The CBSA will then be entitled to take such steps as obtaining information regarding allegedly infringing goods and providing the rights owner with a sample of such goods and information regarding the importation of such goods. There is no fee for filing an RFA application and the enrolment process is expected to take approximately four to six weeks. To date, several dozen RFA applications have already been filed. An RFA application will remain valid for two years.
In order to take advantage of the RFA procedure, a trade-mark owner requires a Canadian registration for its mark. It is therefore very important for trade-mark owners to review their portfolios to ensure that all marks they expect to be targeted by counterfeiters are registered in Canada.
The 2015 federal budget bill, the Economic Action Plan 2015 Act No. 1 (Budget) has introduced amendments to Canada’s Copyright Act that will extend copyright protection for sound recordings for up to 70 years from first publication.The proposed extension of the copyright term for sound recordings would be subject to an upper limit of 100 years after the end of the calendar year in which the first fixation of the performance in the sound recording occurs, so long as the sound recording is published before the expiry of the copyright (the current term is 50 years).
The proposed amendments make it clear that they would not revive copyright in a sound recording (or a right to remuneration in respect of a performer’s rights) if the copyright had already expired in Canada by the time the legislation comes into force.
As noted above, Canada has recently introduced border measures that will be available to the owner of a copyright registration who has filed an RFA with the CBSA.
The Budget would create statutory privilege under the Patent Act and the Trade-marks Act that would protect certain confidential communications between clients and their intellectual property agents. Currently, Canadian law does not recognize a “client-agent privilege” to protect such communications from being disclosed, e.g., during the course of litigation. Such a statutory privilege would bring Canada in line with several other countries.
The proposed revisions to the Patent Act provide that a communication is privileged in the same manner as a solicitor-client communication if it is between an individual patent agent and that individual's client, intended to be confidential, and made for the purpose of seeking or giving advice about any matter relating to protecting an invention.

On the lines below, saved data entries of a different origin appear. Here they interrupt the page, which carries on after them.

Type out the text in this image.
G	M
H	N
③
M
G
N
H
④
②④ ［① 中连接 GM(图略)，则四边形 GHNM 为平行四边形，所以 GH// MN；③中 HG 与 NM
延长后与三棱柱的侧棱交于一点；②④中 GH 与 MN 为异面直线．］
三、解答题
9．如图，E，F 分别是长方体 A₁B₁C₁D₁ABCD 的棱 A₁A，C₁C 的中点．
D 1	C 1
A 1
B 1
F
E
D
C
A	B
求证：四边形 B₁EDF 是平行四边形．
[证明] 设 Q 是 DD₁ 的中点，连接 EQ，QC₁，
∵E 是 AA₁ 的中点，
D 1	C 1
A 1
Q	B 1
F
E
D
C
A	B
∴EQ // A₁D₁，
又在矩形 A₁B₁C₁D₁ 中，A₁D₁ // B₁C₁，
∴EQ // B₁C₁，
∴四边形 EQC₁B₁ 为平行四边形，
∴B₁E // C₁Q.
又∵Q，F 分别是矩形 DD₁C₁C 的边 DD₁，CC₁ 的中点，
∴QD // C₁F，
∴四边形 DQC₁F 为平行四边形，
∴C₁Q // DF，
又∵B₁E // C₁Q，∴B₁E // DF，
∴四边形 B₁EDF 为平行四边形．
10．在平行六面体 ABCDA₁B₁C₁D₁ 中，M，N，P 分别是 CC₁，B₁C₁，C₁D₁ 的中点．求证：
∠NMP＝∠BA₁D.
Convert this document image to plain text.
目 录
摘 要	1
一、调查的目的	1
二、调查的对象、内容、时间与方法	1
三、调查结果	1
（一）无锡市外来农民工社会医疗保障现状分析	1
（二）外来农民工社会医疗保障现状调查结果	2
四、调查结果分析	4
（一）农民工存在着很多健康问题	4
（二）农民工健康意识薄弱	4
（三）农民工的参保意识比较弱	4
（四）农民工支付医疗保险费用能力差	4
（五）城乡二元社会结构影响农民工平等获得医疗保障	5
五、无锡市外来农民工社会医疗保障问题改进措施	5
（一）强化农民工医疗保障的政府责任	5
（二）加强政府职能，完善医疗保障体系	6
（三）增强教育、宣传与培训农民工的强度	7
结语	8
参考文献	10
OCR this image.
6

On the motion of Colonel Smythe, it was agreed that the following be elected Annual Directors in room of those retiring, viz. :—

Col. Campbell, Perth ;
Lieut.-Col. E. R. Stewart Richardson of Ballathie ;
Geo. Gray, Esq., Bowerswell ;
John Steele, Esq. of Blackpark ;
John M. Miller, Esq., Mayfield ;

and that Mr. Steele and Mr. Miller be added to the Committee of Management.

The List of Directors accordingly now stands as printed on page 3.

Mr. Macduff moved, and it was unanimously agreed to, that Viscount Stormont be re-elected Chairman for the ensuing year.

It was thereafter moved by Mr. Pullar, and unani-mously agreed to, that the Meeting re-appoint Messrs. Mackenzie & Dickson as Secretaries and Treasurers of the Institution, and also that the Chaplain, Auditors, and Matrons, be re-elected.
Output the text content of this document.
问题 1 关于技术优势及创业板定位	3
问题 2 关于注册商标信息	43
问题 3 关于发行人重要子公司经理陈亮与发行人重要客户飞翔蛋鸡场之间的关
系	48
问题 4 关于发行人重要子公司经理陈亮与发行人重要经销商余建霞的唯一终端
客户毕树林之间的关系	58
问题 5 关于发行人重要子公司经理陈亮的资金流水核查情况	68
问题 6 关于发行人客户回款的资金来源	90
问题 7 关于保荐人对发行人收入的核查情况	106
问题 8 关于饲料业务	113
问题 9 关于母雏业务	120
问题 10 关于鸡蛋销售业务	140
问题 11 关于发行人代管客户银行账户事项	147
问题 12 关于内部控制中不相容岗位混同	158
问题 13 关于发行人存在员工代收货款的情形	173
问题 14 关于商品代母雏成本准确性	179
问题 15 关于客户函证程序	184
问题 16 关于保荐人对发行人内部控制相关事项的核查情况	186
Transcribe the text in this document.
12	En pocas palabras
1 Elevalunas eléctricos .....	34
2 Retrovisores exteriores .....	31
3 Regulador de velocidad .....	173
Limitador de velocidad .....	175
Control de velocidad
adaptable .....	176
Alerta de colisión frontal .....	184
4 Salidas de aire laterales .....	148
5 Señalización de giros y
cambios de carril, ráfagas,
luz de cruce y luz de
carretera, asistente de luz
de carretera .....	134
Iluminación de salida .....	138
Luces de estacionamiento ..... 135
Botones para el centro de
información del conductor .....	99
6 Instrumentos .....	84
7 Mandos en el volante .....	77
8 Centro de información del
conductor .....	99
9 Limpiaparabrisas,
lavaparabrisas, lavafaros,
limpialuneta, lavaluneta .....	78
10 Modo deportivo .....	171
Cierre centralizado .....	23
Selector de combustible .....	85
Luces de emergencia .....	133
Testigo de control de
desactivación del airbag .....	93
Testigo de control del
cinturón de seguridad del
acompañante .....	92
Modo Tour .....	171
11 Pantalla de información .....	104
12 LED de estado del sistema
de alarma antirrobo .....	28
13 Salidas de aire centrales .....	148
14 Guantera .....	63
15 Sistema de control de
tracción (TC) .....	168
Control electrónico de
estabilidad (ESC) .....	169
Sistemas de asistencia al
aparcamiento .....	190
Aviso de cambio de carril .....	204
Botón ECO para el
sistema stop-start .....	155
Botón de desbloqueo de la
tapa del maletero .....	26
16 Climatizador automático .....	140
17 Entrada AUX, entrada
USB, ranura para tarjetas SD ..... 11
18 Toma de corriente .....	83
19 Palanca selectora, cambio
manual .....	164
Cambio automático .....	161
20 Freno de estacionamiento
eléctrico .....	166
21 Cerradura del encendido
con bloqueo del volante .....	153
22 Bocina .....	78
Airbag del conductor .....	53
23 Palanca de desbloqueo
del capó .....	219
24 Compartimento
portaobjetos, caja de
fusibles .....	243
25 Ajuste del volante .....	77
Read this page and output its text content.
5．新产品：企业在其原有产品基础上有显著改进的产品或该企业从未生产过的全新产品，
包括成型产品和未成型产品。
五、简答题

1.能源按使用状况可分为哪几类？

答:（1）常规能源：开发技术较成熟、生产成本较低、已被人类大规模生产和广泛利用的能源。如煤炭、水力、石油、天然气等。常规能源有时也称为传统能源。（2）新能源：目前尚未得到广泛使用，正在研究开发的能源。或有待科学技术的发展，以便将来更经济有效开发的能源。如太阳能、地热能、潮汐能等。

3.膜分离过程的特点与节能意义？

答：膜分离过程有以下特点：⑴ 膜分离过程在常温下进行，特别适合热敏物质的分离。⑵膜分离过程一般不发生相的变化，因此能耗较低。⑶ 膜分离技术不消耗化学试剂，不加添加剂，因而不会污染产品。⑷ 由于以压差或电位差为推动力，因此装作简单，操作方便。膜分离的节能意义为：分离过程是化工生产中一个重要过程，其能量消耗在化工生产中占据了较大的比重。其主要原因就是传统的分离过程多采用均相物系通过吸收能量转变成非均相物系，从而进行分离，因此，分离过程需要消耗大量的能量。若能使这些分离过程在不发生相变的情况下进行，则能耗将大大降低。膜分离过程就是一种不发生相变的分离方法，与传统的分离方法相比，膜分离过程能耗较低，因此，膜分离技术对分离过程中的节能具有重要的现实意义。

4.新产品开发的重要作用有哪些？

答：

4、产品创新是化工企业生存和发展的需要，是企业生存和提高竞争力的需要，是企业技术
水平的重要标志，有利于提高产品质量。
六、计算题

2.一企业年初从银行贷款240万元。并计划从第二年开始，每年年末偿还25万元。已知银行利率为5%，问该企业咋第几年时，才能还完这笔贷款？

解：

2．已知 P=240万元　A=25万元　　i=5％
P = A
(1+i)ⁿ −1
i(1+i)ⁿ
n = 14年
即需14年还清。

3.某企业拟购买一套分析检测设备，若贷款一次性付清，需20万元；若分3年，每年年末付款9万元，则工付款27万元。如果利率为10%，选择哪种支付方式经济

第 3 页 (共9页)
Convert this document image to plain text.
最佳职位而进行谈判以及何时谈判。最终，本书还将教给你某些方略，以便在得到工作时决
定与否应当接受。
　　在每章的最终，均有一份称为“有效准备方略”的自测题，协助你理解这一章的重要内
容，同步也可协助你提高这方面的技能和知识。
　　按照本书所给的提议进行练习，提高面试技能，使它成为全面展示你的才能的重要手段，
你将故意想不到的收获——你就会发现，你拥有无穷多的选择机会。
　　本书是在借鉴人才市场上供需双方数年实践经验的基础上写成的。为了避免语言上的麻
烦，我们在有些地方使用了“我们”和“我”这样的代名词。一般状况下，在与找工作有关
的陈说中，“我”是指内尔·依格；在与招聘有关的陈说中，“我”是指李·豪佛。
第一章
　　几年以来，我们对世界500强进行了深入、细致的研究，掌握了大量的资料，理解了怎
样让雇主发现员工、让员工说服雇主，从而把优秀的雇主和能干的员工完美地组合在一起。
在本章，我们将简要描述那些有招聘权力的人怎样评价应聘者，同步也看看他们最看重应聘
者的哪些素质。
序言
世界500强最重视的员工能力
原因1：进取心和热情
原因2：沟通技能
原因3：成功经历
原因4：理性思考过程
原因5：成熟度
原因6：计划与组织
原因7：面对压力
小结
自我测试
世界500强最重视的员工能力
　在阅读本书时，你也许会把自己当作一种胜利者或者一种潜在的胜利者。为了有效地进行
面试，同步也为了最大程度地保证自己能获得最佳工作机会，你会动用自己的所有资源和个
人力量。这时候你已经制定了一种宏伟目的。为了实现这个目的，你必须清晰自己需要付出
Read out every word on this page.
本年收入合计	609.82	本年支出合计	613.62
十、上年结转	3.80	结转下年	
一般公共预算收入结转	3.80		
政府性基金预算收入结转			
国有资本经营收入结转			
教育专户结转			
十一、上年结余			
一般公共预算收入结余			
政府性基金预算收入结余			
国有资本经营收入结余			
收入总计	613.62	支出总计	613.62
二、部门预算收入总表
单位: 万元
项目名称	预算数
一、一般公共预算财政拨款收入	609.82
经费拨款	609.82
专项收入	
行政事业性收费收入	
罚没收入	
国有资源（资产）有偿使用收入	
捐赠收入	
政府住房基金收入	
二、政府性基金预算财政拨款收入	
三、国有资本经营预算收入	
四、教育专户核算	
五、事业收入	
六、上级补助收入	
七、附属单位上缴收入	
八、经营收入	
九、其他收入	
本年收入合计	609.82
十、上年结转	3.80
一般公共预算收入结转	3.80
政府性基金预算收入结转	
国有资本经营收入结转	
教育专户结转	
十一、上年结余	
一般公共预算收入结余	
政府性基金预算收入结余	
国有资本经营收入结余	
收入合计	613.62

Similarly, the proposed revisions to the Trade-marks Act provide that a communication is privileged in the same manner as a solicitor-client communication if it is between an individual on the register of trade-mark agents and that individual's client, intended to be confidential, and made for the purpose of seeking or giving advice about any matter relating to protection of a trade-mark, geographical indication or certain section 9 marks.
The proposed revisions would also recognize privilege for communications involving foreign patent agents and their clients, provided that their own country recognizes such privilege. Although the legislation creating this statutory privilege has not yet been enacted by Parliament, if and when it comes into force it will apply retroactively to communications that took place prior to the legislation coming into effect.